If shared, auditable resilience evidence is a problem you care about, build it with us.

Regulators and standards peers, insurers, researchers, property owners, partners and foundations — there is a path for each of you. We are looking for thought-partners, not customers.

Where this stands

Transparency is part of the standard.

ForceShield is an initiative founded by Tac Leung through 00 Start LLC. The evidence standard described here is a proposal we are exploring with prospective stakeholders — it has not yet been formed. The auditable-evidence approach is being applied across peer domains: wildfire insurance is the first case study (FireBreak, via RiskScan.ai); energy and carbon is an in-market operating venture (SecuredCarbon); transit is planned (TransitSafe).

Independence is the goal, not yet the structure.

We are working to establish independent governance — a board with members beyond 00 Start, clear decision rights, a conflicts-of-interest policy separating the steward from the commercial implementer, and an open membership process. Until then, ForceShield is a proposed initiative intended to develop that independence.

  • ForceShield — the evidence standard

    The standard itself is a proposed initiative; independent governance is being developed (not yet established).

    In formation
  • Wildfire & insurance — FireBreak

    The first proving ground: California wildfire insurance, where the evidence-and-governance argument is made first (the CDI / PRID context).
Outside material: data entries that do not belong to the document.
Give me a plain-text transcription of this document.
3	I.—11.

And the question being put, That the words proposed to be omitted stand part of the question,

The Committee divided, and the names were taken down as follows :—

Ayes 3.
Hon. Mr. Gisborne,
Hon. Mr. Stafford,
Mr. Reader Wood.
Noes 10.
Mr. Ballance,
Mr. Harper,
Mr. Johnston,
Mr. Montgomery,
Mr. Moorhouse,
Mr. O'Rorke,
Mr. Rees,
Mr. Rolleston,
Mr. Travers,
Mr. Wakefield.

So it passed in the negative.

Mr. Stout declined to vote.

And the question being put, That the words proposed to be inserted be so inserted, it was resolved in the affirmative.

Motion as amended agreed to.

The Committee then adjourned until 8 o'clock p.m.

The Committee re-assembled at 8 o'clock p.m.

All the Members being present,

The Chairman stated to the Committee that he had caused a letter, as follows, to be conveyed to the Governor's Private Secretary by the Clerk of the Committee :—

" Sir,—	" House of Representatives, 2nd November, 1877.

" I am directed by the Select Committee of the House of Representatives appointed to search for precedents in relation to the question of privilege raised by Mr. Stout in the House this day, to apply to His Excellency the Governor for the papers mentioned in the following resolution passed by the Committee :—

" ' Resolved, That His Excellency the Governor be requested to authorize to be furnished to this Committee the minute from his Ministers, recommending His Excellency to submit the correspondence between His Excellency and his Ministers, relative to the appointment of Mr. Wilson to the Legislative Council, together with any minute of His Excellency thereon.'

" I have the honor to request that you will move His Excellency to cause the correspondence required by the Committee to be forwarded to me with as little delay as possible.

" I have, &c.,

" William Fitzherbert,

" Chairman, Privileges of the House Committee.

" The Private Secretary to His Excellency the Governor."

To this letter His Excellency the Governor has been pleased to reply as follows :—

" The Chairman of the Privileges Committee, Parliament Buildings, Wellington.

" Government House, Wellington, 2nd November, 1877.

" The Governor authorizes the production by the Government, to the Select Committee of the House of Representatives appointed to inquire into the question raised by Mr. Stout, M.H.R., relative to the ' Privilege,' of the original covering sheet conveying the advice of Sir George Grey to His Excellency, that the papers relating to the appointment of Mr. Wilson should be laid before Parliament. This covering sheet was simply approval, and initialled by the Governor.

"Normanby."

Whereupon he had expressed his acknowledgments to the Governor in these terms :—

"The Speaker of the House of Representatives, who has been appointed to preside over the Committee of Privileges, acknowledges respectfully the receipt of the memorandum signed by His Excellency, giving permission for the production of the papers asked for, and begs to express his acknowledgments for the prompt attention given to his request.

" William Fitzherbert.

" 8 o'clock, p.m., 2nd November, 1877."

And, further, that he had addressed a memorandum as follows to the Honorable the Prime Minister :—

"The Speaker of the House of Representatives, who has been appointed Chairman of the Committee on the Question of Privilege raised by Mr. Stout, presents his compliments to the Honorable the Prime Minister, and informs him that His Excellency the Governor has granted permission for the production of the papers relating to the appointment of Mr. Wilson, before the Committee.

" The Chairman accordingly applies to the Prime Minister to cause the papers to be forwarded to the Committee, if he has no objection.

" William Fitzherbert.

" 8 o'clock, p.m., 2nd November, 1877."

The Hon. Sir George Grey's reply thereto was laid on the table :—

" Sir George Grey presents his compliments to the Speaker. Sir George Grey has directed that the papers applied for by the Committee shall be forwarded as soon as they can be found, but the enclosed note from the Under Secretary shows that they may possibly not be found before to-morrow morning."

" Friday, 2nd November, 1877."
Built via 00 Start LLC and RiskScan.ai.

    Case study
  • Energy & carbon — SecuredCarbon

    An in-market operating venture — renewable-energy siting, storage, and energy-tax evidence (Zone Opportunity Engine, BESS, cost segregation).

    In market
  • Transit — TransitSafe

    A planned application of the same auditable-evidence approach to transit assets.

    Planned

The evidence standard and its independent governance are not yet established — we say so plainly. The peer domains carry their own honest maturity. ForceShield itself does not sell insurance products or underwriting services.

One standard, applied across peer domains

One evidence standard, applied across peer domains at honest maturity: wildfire insurance is the first case study; energy & carbon is in market; transit is planned.
The road ahead is dashed: every step is a forward commitment, not a structure that exists today.